Cholesterol's Important Influence on Structure and Function of Membrane Lipids
Author: Trentacosti Presti, Florence L.
Year: 1981
Degree: Dissertation (Ph.D.)
Advisor: Unknown, Unknown
Committee Member: Unknown, Unknown
Option: Chemistry
DOI: 10.7907/8taz-wp08
Abstract
Cholesterol is an important component of all animal membranes, both cellular and intracellular. This ubiquitous amphiphilic sterol may constitute up to 50% of the total lipid in some biological membranes. However, its exact role in the structure and function of membranes is unknown, in spite of intensive study of cholesterol's effects on model and natural membrane systems in the last decade. Previous investigations have examined the often rather indirect effects of cholesterol on overall membrane properties, such as permeability. This work attempts to determine the local influence of cholesterol molecules on the dynamical properties of those lipids in their immediate environment.
Electron spin resonance (ESR) spectroscopy was employed to monitor the behavior of 3-nitroxide cholestane (CSL), a cholesterol-like spin label molecule, incorporated into various phospholipid-cholesterol multi-bilayer membranes. Being more cholesterol-like than lipid-like, the cholestane spin label may provide information about the cholesterol-rich regions of the bilayer, which phospholipid spin probes may not even enter. This is the first thorough, systematic study of the effects of cholesterol concentration on the thermal behavior of phospholipid multilayers dispersed in excess water (the state most closely simulating the natural membrane environment) by ESR spectroscopy. Differential scanning calorimetry (DSC) was also used to examine phospholipid multilayers with incorporated CSL.
Plots of 2A⊥ versus temperature yielded S-shaped transition curves centered around 20°c for all the lipids studied. The lipid gel-liquid crystal transition was also present at the appropriate temperature. Addition of cholesterol results in gradual increase of temperature of the CSL-induced transition, but addition of 25 mole% cholesterol or more resulted in disappearance of the main gel-liquid crystal transition. The spin label-induced 20-degree transition was also observed by DSC, corroborating the ESR results. Peaks were broad, with a small enthalpy change.
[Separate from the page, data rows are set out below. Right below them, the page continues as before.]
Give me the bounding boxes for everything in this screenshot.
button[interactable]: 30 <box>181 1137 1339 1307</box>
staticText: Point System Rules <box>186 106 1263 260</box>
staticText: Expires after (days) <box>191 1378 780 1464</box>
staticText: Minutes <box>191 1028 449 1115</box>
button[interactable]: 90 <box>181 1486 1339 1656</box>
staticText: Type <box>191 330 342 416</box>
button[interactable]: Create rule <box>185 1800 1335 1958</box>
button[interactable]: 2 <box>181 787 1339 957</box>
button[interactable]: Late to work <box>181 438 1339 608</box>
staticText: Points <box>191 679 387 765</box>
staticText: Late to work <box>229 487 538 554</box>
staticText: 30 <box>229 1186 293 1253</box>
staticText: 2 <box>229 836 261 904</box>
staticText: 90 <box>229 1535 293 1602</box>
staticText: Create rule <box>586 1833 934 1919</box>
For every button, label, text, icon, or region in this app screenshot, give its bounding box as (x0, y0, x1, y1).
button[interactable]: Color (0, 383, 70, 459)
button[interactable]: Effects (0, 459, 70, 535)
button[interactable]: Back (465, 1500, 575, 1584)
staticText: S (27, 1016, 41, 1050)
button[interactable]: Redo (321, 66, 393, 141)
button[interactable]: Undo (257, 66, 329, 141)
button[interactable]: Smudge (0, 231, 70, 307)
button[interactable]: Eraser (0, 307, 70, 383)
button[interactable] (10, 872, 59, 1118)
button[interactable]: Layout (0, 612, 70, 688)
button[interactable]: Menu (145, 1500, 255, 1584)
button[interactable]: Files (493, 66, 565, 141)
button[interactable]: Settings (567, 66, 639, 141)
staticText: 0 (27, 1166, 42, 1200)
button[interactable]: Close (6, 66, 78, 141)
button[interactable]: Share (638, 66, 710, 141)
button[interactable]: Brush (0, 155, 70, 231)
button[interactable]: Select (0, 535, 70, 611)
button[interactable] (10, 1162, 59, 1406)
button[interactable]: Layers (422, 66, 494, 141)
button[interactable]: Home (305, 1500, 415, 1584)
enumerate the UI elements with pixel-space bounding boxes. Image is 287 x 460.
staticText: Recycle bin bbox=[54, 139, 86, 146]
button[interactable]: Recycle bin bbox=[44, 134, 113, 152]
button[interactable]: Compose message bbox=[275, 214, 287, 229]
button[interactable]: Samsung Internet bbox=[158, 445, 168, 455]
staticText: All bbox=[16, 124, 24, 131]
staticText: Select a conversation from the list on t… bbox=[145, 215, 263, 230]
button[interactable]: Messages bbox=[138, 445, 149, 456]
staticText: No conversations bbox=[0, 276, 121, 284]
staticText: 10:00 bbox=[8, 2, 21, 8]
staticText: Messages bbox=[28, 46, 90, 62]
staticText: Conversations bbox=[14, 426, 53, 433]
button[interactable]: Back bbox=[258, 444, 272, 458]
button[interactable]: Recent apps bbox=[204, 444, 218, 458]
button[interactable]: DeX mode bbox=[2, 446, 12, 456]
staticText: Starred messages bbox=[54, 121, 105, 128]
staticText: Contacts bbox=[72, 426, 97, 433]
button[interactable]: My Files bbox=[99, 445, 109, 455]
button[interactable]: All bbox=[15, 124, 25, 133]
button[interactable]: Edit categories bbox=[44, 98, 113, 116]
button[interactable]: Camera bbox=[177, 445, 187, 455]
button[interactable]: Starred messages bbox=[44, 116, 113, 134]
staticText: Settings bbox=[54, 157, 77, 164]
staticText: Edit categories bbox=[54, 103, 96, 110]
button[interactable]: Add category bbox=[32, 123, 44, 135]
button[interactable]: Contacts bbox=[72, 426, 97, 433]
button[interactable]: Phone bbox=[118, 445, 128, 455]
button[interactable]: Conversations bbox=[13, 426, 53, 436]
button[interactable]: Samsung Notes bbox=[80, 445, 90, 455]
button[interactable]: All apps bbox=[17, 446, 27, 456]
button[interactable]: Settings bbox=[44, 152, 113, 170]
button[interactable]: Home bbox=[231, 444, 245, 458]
It is suggested, from evidence accumulated in this work and reported in the literature, that cholesterol-lipid domains with a 1:2 stoichiometry begin coalescing with addition of even small amounts of sterol. These regions are composed of cholesterol molecules, each complexed to a single lipid molecule and loosely associated with a second lipid. Lipid which is complexed to cholesterol does not melt, whereas lipid associated 0 with CSL does melt - around 20° C. Boundary lipid around the complex domains and the lipid loosely associated with 1:1 complex undergo a broad, uncooperative transition slightly above the free lipid melting temperature. At about 20 mole% cholesterol content, there is no more free bulk lipid in the system; only complexed lipid and boundary lipid remain and the main gel-liquid crystal transition disappears. When 33 1/3 mole% cholesterol is present, boundary lipid around the complex domains also disappears. As more cholesterol is added, the loosely associated lipid molecules still left around the complex pairs decrease in number as more 1:1 complex units are formed. At 50 mole% cholesterol, the last uncomplexed lipid molecules are gone, and further addition of the sterol results in separation of cholesterol crystals from the bilayer.